#PySpark flatMap() Transformation


---

**PySpark flatMap() is a transformation operation that flattens the RDD/DataFrame (array/map DataFrame columns) after applying the function on every element and returns a new PySpark RDD/DataFrame. In this article, you will learn the syntax and usage of the PySpark flatMap() with an example.**


---


**First, let’s create an RDD from the list.**

In [0]:
data = [
    "Project Gutenberg’s",
    "Alice’s Adventures in Wonderland",
    "Project Gutenberg’s",
    "Adventures in Wonderland",
    "Project Gutenberg’s"
]

rdd = sc.parallelize(data)

for element in rdd.collect():
    print(element)

Project Gutenberg’s
Alice’s Adventures in Wonderland
Project Gutenberg’s
Adventures in Wonderland
Project Gutenberg’s


##flatMap() Syntax


---
####flatMap(f, preservesPartitioning=False)
---




---


##flatMap() Example



**Now, let’s see with an example of how to apply a flatMap() transformation on RDD. In the below example, first, it splits each record by space in an RDD and finally flattens it. Resulting RDD consists of a single word on each record.**

In [0]:
rdd2 = rdd.flatMap(lambda x: x.split(" "))

for element in rdd2.collect():
    print(element)


Project
Gutenberg’s
Alice’s
Adventures
in
Wonderland
Project
Gutenberg’s
Adventures
in
Wonderland
Project
Gutenberg’s


##Using flatMap() transformation on DataFrame

---


**Unfortunately, PySpark DataFame doesn’t have flatMap() transformation however, DataFrame has explode() SQL function that is used to flatten the column.

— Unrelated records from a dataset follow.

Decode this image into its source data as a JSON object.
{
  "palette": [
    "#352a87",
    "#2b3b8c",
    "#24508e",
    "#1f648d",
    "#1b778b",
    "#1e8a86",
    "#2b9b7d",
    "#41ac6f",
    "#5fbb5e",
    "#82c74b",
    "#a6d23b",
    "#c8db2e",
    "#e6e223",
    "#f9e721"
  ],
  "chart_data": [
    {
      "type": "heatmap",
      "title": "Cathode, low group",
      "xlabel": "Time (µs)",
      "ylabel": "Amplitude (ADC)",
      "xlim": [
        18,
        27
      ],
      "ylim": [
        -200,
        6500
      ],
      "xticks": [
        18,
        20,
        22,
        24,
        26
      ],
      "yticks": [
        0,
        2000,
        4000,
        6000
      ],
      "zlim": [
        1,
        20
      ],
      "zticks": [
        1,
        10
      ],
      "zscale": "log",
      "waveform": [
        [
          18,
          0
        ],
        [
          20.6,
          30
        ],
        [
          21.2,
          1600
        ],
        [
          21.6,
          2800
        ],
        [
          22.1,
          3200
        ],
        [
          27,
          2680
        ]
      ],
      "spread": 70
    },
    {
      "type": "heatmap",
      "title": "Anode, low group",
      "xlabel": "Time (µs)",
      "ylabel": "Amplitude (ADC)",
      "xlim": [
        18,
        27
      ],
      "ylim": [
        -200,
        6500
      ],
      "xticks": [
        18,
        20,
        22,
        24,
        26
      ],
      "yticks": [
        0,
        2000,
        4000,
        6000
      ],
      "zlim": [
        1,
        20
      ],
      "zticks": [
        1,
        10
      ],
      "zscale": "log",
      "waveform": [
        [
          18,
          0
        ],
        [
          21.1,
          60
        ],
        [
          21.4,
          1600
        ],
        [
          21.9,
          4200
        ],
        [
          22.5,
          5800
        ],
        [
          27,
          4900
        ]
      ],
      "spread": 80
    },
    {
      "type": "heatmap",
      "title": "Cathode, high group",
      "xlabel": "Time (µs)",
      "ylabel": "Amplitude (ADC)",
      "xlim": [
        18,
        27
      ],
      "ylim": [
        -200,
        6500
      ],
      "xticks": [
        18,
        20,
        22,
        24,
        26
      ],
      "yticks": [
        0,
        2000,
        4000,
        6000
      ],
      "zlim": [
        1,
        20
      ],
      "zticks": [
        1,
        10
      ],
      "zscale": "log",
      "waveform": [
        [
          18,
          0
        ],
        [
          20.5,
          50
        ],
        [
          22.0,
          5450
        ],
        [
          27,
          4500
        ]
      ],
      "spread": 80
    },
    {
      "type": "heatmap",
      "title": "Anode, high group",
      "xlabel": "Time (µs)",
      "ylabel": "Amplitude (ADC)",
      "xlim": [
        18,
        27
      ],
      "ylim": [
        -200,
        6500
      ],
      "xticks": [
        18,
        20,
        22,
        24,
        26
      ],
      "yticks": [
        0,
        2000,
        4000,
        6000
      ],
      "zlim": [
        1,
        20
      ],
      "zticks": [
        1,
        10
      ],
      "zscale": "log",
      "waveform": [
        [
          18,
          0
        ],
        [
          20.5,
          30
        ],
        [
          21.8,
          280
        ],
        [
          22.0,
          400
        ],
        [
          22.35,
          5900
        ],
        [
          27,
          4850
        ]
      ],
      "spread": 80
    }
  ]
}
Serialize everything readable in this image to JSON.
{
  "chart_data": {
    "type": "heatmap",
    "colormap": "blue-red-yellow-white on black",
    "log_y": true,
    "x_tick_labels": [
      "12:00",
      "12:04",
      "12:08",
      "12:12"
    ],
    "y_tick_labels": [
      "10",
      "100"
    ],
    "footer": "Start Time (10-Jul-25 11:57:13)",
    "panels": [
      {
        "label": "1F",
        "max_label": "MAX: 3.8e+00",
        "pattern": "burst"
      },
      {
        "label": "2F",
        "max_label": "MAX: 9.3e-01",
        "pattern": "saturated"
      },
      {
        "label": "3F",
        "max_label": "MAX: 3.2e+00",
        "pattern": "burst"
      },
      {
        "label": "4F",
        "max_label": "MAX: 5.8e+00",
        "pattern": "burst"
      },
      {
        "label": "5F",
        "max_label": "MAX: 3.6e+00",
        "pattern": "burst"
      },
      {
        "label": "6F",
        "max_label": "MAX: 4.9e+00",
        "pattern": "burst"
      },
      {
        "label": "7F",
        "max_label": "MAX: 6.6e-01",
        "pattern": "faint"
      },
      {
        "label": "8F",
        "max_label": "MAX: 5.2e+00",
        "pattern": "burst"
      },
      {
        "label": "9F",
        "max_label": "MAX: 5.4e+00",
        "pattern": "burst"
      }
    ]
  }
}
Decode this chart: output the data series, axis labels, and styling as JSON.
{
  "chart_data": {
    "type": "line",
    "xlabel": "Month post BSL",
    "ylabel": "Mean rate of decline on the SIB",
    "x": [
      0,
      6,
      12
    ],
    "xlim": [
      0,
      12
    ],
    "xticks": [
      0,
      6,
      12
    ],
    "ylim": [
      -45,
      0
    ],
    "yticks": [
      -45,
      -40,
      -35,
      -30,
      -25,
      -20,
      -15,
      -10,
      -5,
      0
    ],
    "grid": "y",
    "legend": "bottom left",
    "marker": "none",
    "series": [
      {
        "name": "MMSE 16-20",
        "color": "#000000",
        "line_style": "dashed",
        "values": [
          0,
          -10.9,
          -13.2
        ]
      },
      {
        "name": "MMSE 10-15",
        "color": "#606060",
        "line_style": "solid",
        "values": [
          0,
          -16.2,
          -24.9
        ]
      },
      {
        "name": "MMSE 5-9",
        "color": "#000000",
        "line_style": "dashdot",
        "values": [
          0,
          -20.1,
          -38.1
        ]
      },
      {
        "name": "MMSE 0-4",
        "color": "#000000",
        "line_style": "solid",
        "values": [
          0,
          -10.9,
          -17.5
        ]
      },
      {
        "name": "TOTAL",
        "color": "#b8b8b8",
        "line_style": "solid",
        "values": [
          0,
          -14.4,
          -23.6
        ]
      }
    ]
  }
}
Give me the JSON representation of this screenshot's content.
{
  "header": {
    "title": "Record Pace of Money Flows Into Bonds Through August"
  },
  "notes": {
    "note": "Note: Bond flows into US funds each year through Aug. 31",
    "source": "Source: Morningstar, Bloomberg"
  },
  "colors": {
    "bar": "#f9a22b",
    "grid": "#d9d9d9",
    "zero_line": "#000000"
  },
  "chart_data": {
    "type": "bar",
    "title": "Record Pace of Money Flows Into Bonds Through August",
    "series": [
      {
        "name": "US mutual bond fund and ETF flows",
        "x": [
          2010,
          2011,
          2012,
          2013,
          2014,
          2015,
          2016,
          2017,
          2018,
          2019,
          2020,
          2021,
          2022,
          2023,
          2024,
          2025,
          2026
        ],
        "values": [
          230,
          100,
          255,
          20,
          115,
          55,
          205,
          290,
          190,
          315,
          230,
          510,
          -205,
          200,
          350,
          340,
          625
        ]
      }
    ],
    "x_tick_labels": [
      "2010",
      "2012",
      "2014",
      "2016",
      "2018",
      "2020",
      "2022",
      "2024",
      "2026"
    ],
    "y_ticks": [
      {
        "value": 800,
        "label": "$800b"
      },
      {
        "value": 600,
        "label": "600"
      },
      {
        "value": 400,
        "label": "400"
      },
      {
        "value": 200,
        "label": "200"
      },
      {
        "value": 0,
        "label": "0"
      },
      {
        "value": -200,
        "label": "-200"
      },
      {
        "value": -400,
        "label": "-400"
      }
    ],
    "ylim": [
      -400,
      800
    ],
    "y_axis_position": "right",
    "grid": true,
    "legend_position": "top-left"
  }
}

Below is a complete example.**

In [0]:
from pyspark.sql.functions import explode


arrayData = [
    ('James',['Java','Scala'],{'hair':'black','eye':'brown'}),
    ('Michael',['Spark','Java',None],{'hair':'brown','eye':None}),
    ('Robert',['CSharp',''],{'hair':'red','eye':''}),
    ('Washington',None,None),
    ('Jefferson',['1','2'],{})
]

df = spark.createDataFrame(data=arrayData, schema= ['name', 'knownlanguages', 'properties'])
df2 = df.select(df.name, explode(df.knownlanguages))
df2.printSchema()
df2.show(truncate=False)

root
 |-- name: string (nullable = true)
 |-- col: string (nullable = true)

+---------+------+
|name     |col   |
+---------+------+
|James    |Java  |
|James    |Scala |
|Michael  |Spark |
|Michael  |Java  |
|Michael  |null  |
|Robert   |CSharp|
|Robert   |      |
|Jefferson|1     |
|Jefferson|2     |
+---------+------+



**This example flattens the array column “knownLanguages” and yields below output**

##Conclusion

**In conclusion, you have learned how to apply a PySpark flatMap() transformation to flattens the array or map columns and also learned how to use alternatives for DataFrame.**